Part-worn tyres a factor in up to 475,000 accidents – survey
A new study carried out by ICM Research for Kwik Fit suggests that 22 per cent of British drivers have purchased part-worn tyres for their car at some stage and nine per cent – a figure that represents close to three million drivers – have done so in the past year. However the survey of 2,561 adults in the UK found that only 17 per cent of respondents would consider buying used tyres in the future, with many saying they wouldn’t do so as they have experienced problems as a result of opting for used rubber.
No system is in place to properly check part-worn tyres before their resale, and therefore it is unsurprising that some survey respondents – a group representative of one million British drivers – said the used tyres they’d bought failed due to damage believed to be already present in the tyre when purchased. A respondent group representing 657,000 motorists said they’d experienced a loss of grip or control due to the poor quality of the part-worns they’d fitted, while a group representing 475,000 drivers said they’d been involved in an accident as a result. And in many cases the level of usable tread on part-worn tyres can prove to be a false economy, as the survey showed that a number of respondents representing almost 600,000 drivers said their second hand tyres failed the next MoT.

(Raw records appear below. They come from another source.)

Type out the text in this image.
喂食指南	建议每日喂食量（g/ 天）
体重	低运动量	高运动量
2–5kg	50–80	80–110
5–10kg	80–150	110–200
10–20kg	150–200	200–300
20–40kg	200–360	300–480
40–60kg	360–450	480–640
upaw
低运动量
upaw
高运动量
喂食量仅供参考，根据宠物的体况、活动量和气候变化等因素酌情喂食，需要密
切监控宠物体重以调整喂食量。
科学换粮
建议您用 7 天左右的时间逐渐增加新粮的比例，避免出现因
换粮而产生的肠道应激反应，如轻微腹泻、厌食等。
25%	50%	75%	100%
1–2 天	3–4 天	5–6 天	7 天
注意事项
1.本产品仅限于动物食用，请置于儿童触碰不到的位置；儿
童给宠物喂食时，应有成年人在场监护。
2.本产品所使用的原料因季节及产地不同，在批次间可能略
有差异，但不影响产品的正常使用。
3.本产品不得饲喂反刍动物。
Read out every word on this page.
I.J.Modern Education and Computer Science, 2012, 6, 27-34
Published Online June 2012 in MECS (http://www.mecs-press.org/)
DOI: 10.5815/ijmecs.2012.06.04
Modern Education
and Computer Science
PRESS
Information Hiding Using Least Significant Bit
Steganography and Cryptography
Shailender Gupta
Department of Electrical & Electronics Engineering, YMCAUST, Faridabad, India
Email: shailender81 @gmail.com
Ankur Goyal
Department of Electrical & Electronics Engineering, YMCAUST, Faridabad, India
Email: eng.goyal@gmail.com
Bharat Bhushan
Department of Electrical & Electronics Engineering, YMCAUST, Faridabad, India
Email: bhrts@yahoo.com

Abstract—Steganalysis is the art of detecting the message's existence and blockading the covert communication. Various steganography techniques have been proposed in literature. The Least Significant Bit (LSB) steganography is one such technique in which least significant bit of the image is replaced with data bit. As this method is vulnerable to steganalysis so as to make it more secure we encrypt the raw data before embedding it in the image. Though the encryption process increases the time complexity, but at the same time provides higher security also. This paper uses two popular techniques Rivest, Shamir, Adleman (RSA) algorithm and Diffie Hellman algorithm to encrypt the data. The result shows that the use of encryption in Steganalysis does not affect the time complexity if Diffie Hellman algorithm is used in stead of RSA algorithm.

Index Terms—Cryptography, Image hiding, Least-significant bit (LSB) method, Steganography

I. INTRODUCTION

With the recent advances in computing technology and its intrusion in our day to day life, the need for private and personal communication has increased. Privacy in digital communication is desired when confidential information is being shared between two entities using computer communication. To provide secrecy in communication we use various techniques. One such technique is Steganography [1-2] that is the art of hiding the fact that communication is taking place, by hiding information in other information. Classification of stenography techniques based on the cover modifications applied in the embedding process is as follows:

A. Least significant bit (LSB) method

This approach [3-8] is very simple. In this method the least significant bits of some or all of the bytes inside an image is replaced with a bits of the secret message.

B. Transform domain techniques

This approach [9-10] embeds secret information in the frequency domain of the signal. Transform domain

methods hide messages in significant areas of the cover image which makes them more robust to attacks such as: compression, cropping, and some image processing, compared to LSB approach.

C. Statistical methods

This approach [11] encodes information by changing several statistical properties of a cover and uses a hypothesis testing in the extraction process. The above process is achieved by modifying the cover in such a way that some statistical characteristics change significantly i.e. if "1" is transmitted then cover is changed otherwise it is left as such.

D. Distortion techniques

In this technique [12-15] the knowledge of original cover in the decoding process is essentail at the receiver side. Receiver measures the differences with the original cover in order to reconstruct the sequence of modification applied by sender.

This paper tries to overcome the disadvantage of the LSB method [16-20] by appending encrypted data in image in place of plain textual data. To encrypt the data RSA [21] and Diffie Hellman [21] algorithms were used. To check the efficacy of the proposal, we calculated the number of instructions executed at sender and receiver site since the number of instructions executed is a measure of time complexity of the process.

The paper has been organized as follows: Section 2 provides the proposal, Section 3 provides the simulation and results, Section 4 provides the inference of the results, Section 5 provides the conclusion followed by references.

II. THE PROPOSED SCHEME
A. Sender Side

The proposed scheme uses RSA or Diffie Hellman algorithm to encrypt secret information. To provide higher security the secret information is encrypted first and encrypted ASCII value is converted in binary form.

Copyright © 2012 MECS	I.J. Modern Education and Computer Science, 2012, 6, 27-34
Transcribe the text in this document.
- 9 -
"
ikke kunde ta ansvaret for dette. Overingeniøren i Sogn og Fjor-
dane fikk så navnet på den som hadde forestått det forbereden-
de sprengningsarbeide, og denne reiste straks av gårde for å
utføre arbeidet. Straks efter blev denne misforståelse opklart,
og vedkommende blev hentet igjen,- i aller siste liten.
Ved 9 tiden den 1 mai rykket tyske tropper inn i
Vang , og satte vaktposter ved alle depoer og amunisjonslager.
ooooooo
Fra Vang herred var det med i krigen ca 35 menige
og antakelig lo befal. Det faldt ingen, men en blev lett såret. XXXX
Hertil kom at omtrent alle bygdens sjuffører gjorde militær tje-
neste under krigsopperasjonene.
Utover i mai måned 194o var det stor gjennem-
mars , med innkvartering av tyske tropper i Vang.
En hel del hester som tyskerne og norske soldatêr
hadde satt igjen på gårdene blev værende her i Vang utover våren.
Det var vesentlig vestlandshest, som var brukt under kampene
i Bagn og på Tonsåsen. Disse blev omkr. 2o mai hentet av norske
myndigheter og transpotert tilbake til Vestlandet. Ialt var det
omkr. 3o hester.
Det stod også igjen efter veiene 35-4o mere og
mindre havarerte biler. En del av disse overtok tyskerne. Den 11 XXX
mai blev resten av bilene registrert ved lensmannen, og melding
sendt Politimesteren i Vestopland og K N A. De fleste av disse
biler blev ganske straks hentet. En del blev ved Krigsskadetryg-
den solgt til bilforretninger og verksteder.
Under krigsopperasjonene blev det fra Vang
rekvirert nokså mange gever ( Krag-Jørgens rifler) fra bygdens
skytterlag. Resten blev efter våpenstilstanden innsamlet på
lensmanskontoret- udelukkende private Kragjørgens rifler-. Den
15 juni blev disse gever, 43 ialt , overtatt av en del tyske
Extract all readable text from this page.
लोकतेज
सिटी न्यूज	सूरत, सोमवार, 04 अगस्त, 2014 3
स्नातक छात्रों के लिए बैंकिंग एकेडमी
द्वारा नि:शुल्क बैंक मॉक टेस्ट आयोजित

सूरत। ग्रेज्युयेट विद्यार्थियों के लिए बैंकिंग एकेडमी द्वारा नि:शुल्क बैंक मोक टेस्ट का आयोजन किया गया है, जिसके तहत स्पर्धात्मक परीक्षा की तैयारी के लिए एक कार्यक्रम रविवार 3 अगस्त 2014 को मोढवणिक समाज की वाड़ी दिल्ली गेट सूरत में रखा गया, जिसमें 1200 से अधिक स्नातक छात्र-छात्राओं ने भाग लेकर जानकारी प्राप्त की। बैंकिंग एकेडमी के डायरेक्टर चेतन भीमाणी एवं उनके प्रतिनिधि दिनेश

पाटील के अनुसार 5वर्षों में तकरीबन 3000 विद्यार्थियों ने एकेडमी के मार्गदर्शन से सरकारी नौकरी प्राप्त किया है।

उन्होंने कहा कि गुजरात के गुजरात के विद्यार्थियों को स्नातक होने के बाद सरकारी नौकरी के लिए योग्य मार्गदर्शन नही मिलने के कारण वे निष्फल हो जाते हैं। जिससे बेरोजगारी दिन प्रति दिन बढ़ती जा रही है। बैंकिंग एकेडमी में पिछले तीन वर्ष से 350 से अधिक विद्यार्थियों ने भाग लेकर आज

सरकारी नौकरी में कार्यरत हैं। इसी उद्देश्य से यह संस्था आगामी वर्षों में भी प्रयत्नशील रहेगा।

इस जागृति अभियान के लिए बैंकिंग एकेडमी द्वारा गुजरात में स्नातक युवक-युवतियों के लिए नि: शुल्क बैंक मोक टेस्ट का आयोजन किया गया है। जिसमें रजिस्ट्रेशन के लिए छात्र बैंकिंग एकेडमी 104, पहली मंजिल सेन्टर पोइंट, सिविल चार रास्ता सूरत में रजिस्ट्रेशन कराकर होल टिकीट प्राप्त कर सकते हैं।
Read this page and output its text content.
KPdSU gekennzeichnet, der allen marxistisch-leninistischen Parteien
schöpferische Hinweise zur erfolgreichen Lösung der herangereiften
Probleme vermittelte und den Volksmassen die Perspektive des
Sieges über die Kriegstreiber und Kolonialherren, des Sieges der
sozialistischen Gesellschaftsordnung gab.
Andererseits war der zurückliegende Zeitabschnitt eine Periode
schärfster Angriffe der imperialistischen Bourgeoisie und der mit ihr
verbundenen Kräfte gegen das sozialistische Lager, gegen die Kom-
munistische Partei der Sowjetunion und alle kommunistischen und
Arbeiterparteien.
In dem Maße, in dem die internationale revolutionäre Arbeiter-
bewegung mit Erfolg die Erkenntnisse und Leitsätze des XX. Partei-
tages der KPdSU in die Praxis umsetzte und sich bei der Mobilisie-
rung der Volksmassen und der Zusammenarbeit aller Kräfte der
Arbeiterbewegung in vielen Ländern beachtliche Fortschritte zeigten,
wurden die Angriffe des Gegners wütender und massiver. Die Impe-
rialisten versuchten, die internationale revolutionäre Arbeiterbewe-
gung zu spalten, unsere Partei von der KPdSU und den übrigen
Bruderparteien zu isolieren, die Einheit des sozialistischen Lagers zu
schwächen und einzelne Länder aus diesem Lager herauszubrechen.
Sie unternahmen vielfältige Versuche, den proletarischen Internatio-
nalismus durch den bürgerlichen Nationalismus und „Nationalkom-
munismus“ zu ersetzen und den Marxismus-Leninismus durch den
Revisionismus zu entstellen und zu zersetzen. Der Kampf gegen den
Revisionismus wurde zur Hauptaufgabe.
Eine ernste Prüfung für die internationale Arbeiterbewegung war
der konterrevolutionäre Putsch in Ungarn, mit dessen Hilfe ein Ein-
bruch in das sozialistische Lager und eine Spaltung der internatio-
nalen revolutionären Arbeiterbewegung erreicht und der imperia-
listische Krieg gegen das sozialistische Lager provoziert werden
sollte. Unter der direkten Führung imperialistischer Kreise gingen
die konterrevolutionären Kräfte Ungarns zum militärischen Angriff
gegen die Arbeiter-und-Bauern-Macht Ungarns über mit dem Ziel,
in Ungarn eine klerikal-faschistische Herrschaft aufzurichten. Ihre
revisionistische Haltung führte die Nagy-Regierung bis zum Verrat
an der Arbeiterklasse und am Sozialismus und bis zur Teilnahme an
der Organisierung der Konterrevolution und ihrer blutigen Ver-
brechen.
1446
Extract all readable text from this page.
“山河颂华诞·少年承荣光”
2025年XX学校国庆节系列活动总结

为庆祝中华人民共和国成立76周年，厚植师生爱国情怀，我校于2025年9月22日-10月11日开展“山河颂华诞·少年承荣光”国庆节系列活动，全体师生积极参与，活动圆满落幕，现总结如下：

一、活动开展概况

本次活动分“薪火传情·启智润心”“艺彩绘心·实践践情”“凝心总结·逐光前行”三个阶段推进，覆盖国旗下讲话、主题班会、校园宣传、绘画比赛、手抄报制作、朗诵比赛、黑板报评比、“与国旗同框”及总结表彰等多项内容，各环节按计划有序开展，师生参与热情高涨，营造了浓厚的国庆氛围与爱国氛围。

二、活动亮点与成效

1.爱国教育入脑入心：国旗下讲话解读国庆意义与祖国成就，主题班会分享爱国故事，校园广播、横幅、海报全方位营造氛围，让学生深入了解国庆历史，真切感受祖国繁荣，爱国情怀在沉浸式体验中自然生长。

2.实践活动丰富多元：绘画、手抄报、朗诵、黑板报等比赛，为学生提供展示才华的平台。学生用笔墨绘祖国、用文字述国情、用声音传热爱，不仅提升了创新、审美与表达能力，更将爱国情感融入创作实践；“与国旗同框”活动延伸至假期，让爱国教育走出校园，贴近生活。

The majority of respondents said they wouldn’t consider buying part worn tyres in the future. 48 per cent expressed worry that there might be hidden damage in the tyres, 47 per cent said that new tyres perform better than those that are worn and 44 per cent said part-worns are a false economy and they get more for their money from a new tyre. Furthermore, 36 per cent expressed concern about not knowing where the tyres have come from, 35 per cent were uncomfortable with the fact that they don’t know how they were driven on a previous car, while 19 per cent indicated they don’t trust garages that sell part-worn tyres.
“This research highlights the problems that British drivers have experienced with part-worn tyres,” commented Kwik Fit communications director Roger Griggs. “Many of the second hand tyres sold in the UK are brought in from Europe by the container load, having been taken off cars across the Channel. Motorists considering a part-worn tyre should perhaps ask why a tyre that is no longer good enough for a Dutch, German or Danish driver would be good enough for them.
“We recognise that drivers are keen to keep their motoring costs low, and we work hard to provide products and services to help them do that,” he added. “There comes a point where cutting costs can compromise safety and this is especially true with tyres. After all, these are the only thing connecting a car with the road, so we urge drivers to consider whether they really need to opt for the unknown quality of second hand tyres.”